NASA launched Curiosity on Saturday. The rover will search for evidence of life on the Red Planet using cameras, a robotic arm, a drill, and a laser to test rocks on Mars.
Written by Boonsri Dickinson, Contributing Editor

NASA's $2.5 billion rover Curiosity launched from Cape Canaveral, Fla. on Saturday. For the next eight and a half months, the Mars Science Laboratory's nuclear-powered rover will be traveling to Mars.

When the rover arrives, it will sample Martian soil and rock to look signs of microbial life on Mars.

The SUV-sized rover will look for methane and determine if a gas is biological or geological, according to NASA.

The mission will aim to:

  • See if there's biological material by looking for organic carbon compounds
  • Check out the geology of the rover's field site
  • Look into the role of water to see if there was any evidence of past habitability
  • Measure surface radiation

It's worth wishing Curiosity luck since it will spend most of 2012 in deep space before the rover gets to Mars.

The landing next August might be rough.
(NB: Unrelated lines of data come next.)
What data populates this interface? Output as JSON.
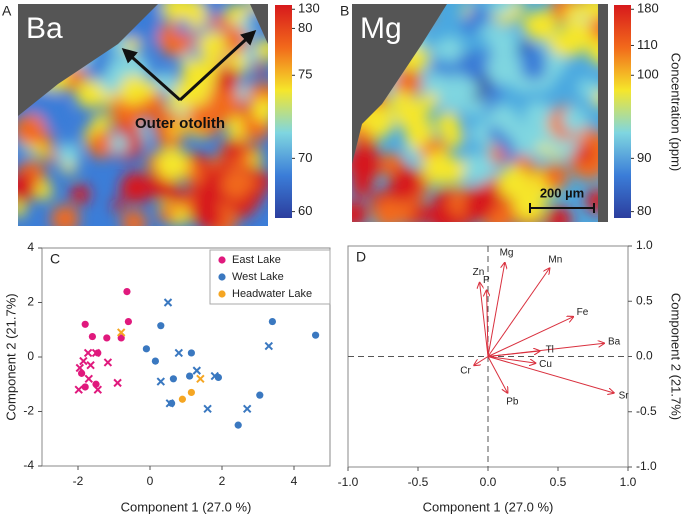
{
  "chart_data": [
    {
      "type": "heatmap",
      "panel": "A",
      "title": "Ba",
      "annotation": "Outer otolith",
      "colorbar_ticks": [
        130,
        80,
        75,
        70,
        60
      ]
    },
    {
      "type": "heatmap",
      "panel": "B",
      "title": "Mg",
      "colorbar_ticks": [
        180,
        110,
        100,
        90,
        80
      ],
      "colorbar_label": "Concentration (ppm)",
      "scale_bar": "200 µm"
    },
    {
      "type": "scatter",
      "panel": "C",
      "xlabel": "Component 1 (27.0 %)",
      "ylabel": "Component 2 (21.7%)",
      "xlim": [
        -3,
        5
      ],
      "ylim": [
        -4,
        4
      ],
      "xticks": [
        -2,
        0,
        2,
        4
      ],
      "yticks": [
        -4,
        -2,
        0,
        2,
        4
      ],
      "series": [
        {
          "name": "East Lake",
          "color": "#e0197d",
          "x": [
            -0.64,
            -1.8,
            -0.6,
            -1.2,
            -1.45,
            -0.8,
            -1.6,
            -1.9,
            -1.8,
            -1.5,
            -1.95,
            -1.98,
            -1.65,
            -1.45,
            -1.7,
            -1.72,
            -1.17,
            -0.9,
            -1.5,
            -1.85
          ],
          "values": [
            2.4,
            1.2,
            1.3,
            0.7,
            0.15,
            0.7,
            0.75,
            -0.6,
            -1.1,
            -1.0,
            -0.4,
            -1.2,
            -0.3,
            -1.2,
            -0.8,
            0.15,
            -0.2,
            -0.95,
            0.15,
            -0.15
          ],
          "markers": [
            "o",
            "o",
            "o",
            "o",
            "o",
            "o",
            "o",
            "o",
            "o",
            "o",
            "x",
            "x",
            "x",
            "x",
            "x",
            "x",
            "x",
            "x",
            "x",
            "x"
          ]
        },
        {
          "name": "West Lake",
          "color": "#3a78c0",
          "x": [
            0.3,
            -0.1,
            0.15,
            1.15,
            0.65,
            0.6,
            1.1,
            1.9,
            3.05,
            2.45,
            3.4,
            4.6,
            0.5,
            0.8,
            0.3,
            1.3,
            1.8,
            0.55,
            1.6,
            2.7,
            3.3
          ],
          "values": [
            1.15,
            0.3,
            -0.15,
            0.15,
            -0.8,
            -1.7,
            -0.7,
            -0.75,
            -1.4,
            -2.5,
            1.3,
            0.8,
            2.0,
            0.15,
            -0.9,
            -0.5,
            -0.7,
            -1.7,
            -1.9,
            -1.9,
            0.4
          ],
          "markers": [
            "o",
            "o",
            "o",
            "o",
            "o",
            "o",
            "o",
            "o",
            "o",
            "o",
            "o",
            "o",
            "x",
            "x",
            "x",
            "x",
            "x",
            "x",
            "x",
            "x",
            "x"
          ]
        },
        {
          "name": "Headwater Lake",
          "color": "#f5a623",
          "x": [
            0.9,
            1.15,
            -0.8,
            1.4
          ],
          "values": [
            -1.55,
            -1.3,
            0.9,
            -0.8
          ],
          "markers": [
            "o",
            "o",
            "x",
            "x"
          ]
        }
      ]
    },
    {
      "type": "biplot",
      "panel": "D",
      "xlabel": "Component 1 (27.0 %)",
      "ylabel": "Component 2 (21.7%)",
      "xlim": [
        -1,
        1
      ],
      "ylim": [
        -1,
        1
      ],
      "xticks": [
        {
          "value": -1,
          "label": "-1.0"
        },
        {
          "value": -0.5,
          "label": "-0.5"
        },
        {
          "value": 0,
          "label": "0.0"
        },
        {
          "value": 0.5,
          "label": "0.5"
        },
        {
          "value": 1,
          "label": "1.0"
        }
      ],
      "yticks": [
        {
          "value": -1,
          "label": "-1.0"
        },
        {
          "value": -0.5,
          "label": "-0.5"
        },
        {
          "value": 0,
          "label": "0.0"
        },
        {
          "value": 0.5,
          "label": "0.5"
        },
        {
          "value": 1,
          "label": "1.0"
        }
      ],
      "color": "#d9303e",
      "categories": [
        "Zn",
        "P",
        "Mg",
        "Mn",
        "Fe",
        "Ba",
        "Tl",
        "Cu",
        "Sr",
        "Pb",
        "Cr"
      ],
      "x": [
        -0.06,
        -0.01,
        0.12,
        0.44,
        0.61,
        0.83,
        0.37,
        0.34,
        0.9,
        0.14,
        -0.1
      ],
      "values": [
        0.67,
        0.6,
        0.85,
        0.8,
        0.36,
        0.12,
        0.05,
        -0.06,
        -0.33,
        -0.33,
        -0.08
      ]
    }
  ]
}
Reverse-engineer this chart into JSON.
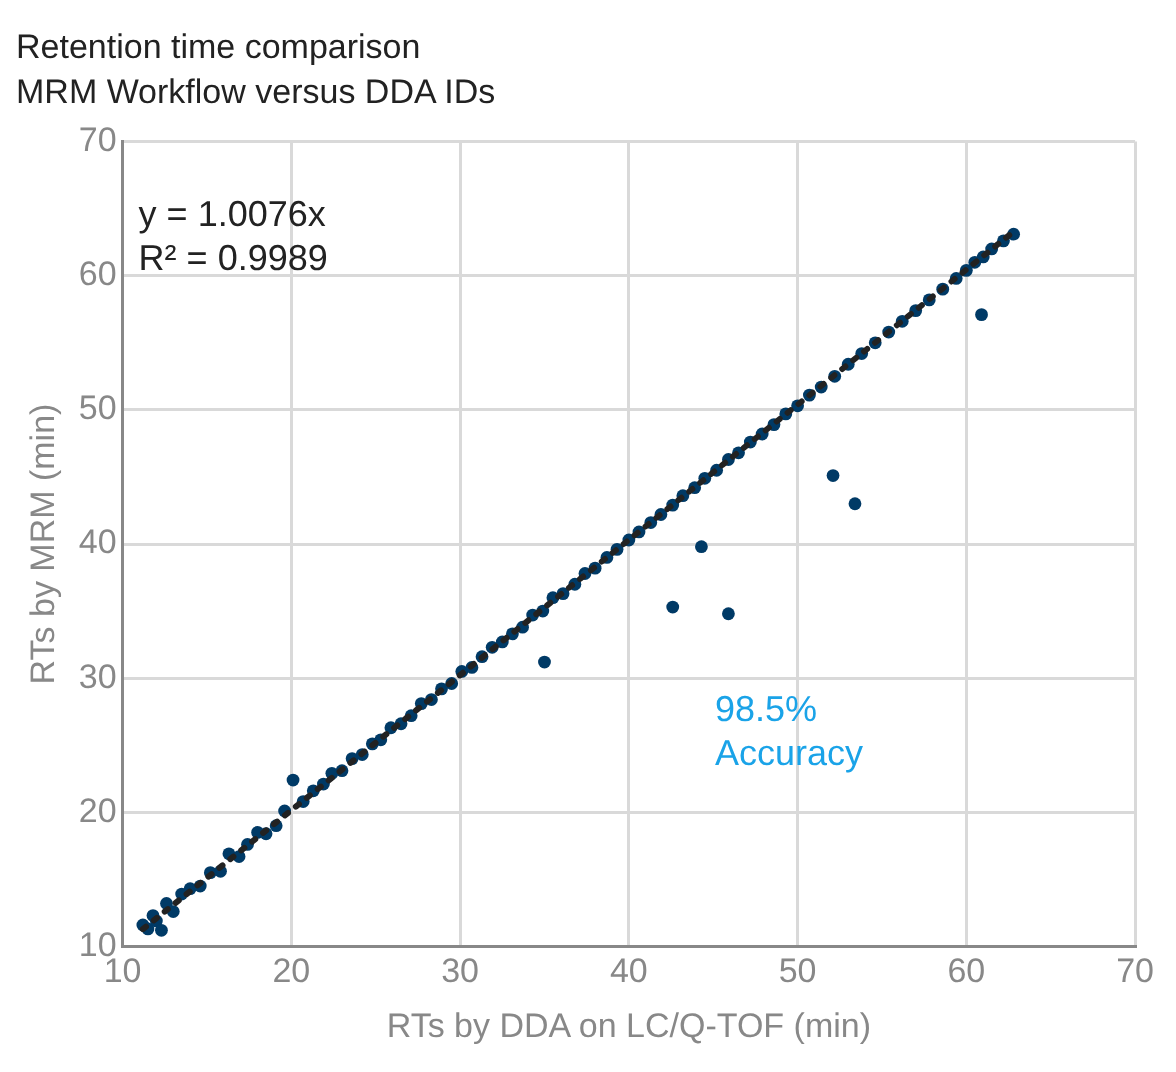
{
  "chart_data": {
    "type": "scatter",
    "title": "Retention time comparison",
    "subtitle": "MRM Workflow versus DDA IDs",
    "xlabel": "RTs by DDA on LC/Q-TOF (min)",
    "ylabel": "RTs by MRM (min)",
    "xlim": [
      10,
      70
    ],
    "xticks": [
      10,
      20,
      30,
      40,
      50,
      60,
      70
    ],
    "ylim": [
      10,
      70
    ],
    "yticks": [
      10,
      20,
      30,
      40,
      50,
      60,
      70
    ],
    "grid": true,
    "legend": false,
    "marker": "circle",
    "annotations": [
      "y = 1.0076x",
      "R² = 0.9989",
      "98.5%",
      "Accuracy"
    ],
    "series": [
      {
        "color": "#003a66",
        "x": [
          11.2,
          11.5,
          11.8,
          12.0,
          12.3,
          12.6,
          13.0,
          13.5,
          14.0,
          14.6,
          15.2,
          15.8,
          16.3,
          16.9,
          17.4,
          18.0,
          18.5,
          19.1,
          19.6,
          20.1,
          20.7,
          21.3,
          21.9,
          22.4,
          23.0,
          23.6,
          24.2,
          24.8,
          25.3,
          25.9,
          26.5,
          27.1,
          27.7,
          28.3,
          28.9,
          29.5,
          30.1,
          30.7,
          31.3,
          31.9,
          32.5,
          33.1,
          33.7,
          34.3,
          34.9,
          35.5,
          36.1,
          36.8,
          37.4,
          38.0,
          38.7,
          39.3,
          40.0,
          40.6,
          41.3,
          41.9,
          42.6,
          43.2,
          43.9,
          44.5,
          45.2,
          45.9,
          46.5,
          47.2,
          47.9,
          48.6,
          49.3,
          50.0,
          50.7,
          51.4,
          52.2,
          53.0,
          53.8,
          54.6,
          55.4,
          56.2,
          57.0,
          57.8,
          58.6,
          59.4,
          60.0,
          60.5,
          61.0,
          61.5,
          62.2,
          62.8,
          35.0,
          42.6,
          45.9,
          44.3,
          52.1,
          53.4,
          60.9
        ],
        "values": [
          11.6,
          11.3,
          12.3,
          11.9,
          11.2,
          13.2,
          12.6,
          13.9,
          14.3,
          14.5,
          15.5,
          15.6,
          16.9,
          16.7,
          17.6,
          18.5,
          18.4,
          19.0,
          20.1,
          22.4,
          20.8,
          21.6,
          22.1,
          22.9,
          23.1,
          24.0,
          24.3,
          25.1,
          25.4,
          26.3,
          26.6,
          27.2,
          28.1,
          28.4,
          29.2,
          29.6,
          30.5,
          30.8,
          31.6,
          32.3,
          32.7,
          33.3,
          33.8,
          34.7,
          35.0,
          36.0,
          36.3,
          37.0,
          37.8,
          38.2,
          39.0,
          39.6,
          40.3,
          40.9,
          41.6,
          42.2,
          42.9,
          43.6,
          44.2,
          44.9,
          45.5,
          46.3,
          46.8,
          47.6,
          48.2,
          48.9,
          49.7,
          50.3,
          51.1,
          51.7,
          52.5,
          53.4,
          54.2,
          55.0,
          55.8,
          56.6,
          57.4,
          58.2,
          59.0,
          59.8,
          60.4,
          61.0,
          61.4,
          62.0,
          62.6,
          63.1,
          31.2,
          35.3,
          34.8,
          39.8,
          45.1,
          43.0,
          57.1
        ]
      },
      {
        "type": "line",
        "color": "#222222",
        "line_style": "dotted",
        "marker": "none",
        "x": [
          11.2,
          62.8
        ],
        "values": [
          11.29,
          63.28
        ]
      }
    ]
  }
}
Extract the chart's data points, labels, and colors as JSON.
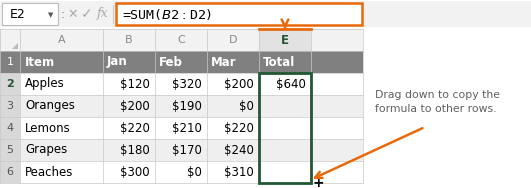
{
  "formula_bar": {
    "cell_ref": "E2",
    "formula": "=SUM($B2:$D2)",
    "formula_box_color": "#E8690A"
  },
  "col_headers": [
    "Item",
    "Jan",
    "Feb",
    "Mar",
    "Total"
  ],
  "col_letters": [
    "A",
    "B",
    "C",
    "D",
    "E"
  ],
  "rows": [
    [
      "Apples",
      "$120",
      "$320",
      "$200",
      "$640"
    ],
    [
      "Oranges",
      "$200",
      "$190",
      "$0",
      ""
    ],
    [
      "Lemons",
      "$220",
      "$210",
      "$220",
      ""
    ],
    [
      "Grapes",
      "$180",
      "$170",
      "$240",
      ""
    ],
    [
      "Peaches",
      "$300",
      "$0",
      "$310",
      ""
    ]
  ],
  "header_bg": "#808080",
  "header_text": "#FFFFFF",
  "row_num_bg": "#D8D8D8",
  "row_num_text": "#555555",
  "selected_col_hdr_bg": "#E2E2E2",
  "selected_col_hdr_text": "#215732",
  "selected_col_hdr_border": "#E8690A",
  "selected_cell_border": "#215732",
  "alt_row_bg": "#EFEFEF",
  "normal_row_bg": "#FFFFFF",
  "grid_color": "#C8C8C8",
  "toolbar_bg": "#F2F2F2",
  "annotation_text_line1": "Drag down to copy the",
  "annotation_text_line2": "formula to other rows.",
  "annotation_color": "#606060",
  "arrow_color": "#E8690A",
  "row_num_selected_text": "#215732",
  "row_num_selected_bg": "#D8D8D8"
}
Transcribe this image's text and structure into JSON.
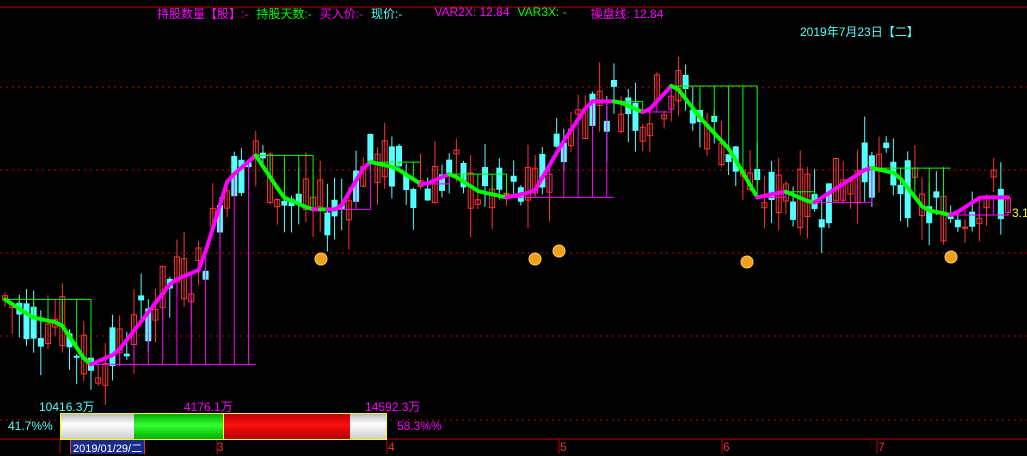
{
  "header": {
    "hold_qty_label": "持股数量【股】:",
    "hold_qty_value": "-",
    "hold_days_label": "持股天数:",
    "hold_days_value": "-",
    "buy_price_label": "买入价:",
    "buy_price_value": "-",
    "cur_price_label": "现价:",
    "cur_price_value": "-",
    "var2x": "VAR2X: 12.84",
    "var3x": "VAR3X: -",
    "trade_line": "操盘线: 12.84",
    "date": "2019年7月23日【二】"
  },
  "labels": {
    "left_amount": "10416.3万",
    "mid_amount": "4176.1万",
    "right_amount": "14592.3万",
    "right_price": "3.1",
    "left_pct": "41.7%%",
    "right_pct": "58.3%%"
  },
  "axis": {
    "cursor_date": "2019/01/29/二",
    "months": [
      "3",
      "4",
      "5",
      "6",
      "7"
    ]
  },
  "bar": {
    "white_left": 0.22,
    "green": 0.28,
    "red": 0.39,
    "white_right": 0.11
  },
  "colors": {
    "up": "#ff3232",
    "down": "#54ffff",
    "trend_up": "#ff00ff",
    "trend_down": "#00ff00",
    "signal": "#ffff00",
    "grid": "#c00000"
  },
  "chart_data": {
    "type": "candlestick",
    "trend_line": [
      11.4,
      11.1,
      11.0,
      10.3,
      10.5,
      11.1,
      11.7,
      11.9,
      13.4,
      13.8,
      13.1,
      12.9,
      12.9,
      13.7,
      13.6,
      13.3,
      13.5,
      13.2,
      13.1,
      13.2,
      14.0,
      14.7,
      14.7,
      14.5,
      15.0,
      14.4,
      13.9,
      13.1,
      13.2,
      13.0,
      13.3,
      13.6,
      13.5,
      12.9,
      12.8,
      13.1,
      13.1
    ]
  }
}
Once it hits the surface, it will travel around the Gale Crater (pictured above), which is an area that might have signs of life.

"It requires a fancy power supply in order to do the job," said MSL's Pam Conrad said in a statement. "This enables us to make measurements all day, every day, at night, in the winter." It is powered by a plutonium-powered battery that is expected to last for at least two (Earth) years.

NASA's Colleen Hartman told the New York Times:

“Mars really is the Bermuda Triangle of the solar system. It’s the death planet, and the United States of America is the only nation in the world that has ever landed and driven robotic explorers on the surface of Mars, and now we’re set to do it again.”